No discussion of Southern food is complete without discussing the many pies, cakes and sweets that have been served through the years. Treats such as Mississippi Mud Cake, coconut cake, sweet potato pie, hummingbird cake, Brown Betty, pandowdy, peach cobbler, divinity and pecan brittle are as much a part of the South as crab cakes and corn fritters.
“Southerners definitely have a sweet tooth,” Graubart admitted. “We do like to say you can stand a spoon straight up in a glass of iced tea, there’s so much sugar.”
But the cakes and pies are often saved for celebrations, rather than being an everyday feature.
Still, the book features recipes on everything from Charleston pralines to key lime pie from Florida. What exactly is the South?

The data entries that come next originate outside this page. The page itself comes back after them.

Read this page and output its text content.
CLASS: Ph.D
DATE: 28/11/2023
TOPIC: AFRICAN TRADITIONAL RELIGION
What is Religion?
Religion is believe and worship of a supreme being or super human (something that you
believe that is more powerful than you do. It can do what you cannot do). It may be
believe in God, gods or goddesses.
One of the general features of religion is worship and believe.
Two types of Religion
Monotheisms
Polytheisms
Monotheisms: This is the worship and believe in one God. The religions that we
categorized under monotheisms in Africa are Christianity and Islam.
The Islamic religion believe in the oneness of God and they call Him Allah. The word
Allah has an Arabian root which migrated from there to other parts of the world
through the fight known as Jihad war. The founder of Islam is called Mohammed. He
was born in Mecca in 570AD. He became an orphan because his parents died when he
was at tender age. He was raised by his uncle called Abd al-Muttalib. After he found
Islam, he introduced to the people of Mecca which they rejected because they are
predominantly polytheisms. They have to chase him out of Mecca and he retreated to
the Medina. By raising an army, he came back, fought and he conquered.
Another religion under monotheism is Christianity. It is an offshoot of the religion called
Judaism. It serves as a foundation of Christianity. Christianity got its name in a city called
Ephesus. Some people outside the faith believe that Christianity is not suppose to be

And is Texas a part of it?
Texas is “such a thorny issue,” Graubart said. “There are parts of Texas that are Southern; geographically that would be the more eastern part of the state.” But it’s also a border state that’s close to Louisiana, and “what kind of South is Louisiana?”
Though “Mastering the Art of Southern Cooking” has been out for more than a year and won a James Beard Award for American Cooking, Dupree and Graubart aren’t finished with the topic, and they will never be, as long as they live in the South.
“Nathalie and I haven’t stopped debating what is the South,” she said
Cynthia Graubart will appear at the San Antonio Book Festival on April 5. Her demonstration is from 1 to 2 p.m. at the Central Market Cooking Tent located at the Southwest School of Art, outside in the Ursuline Campus parking lot on Augusta Street.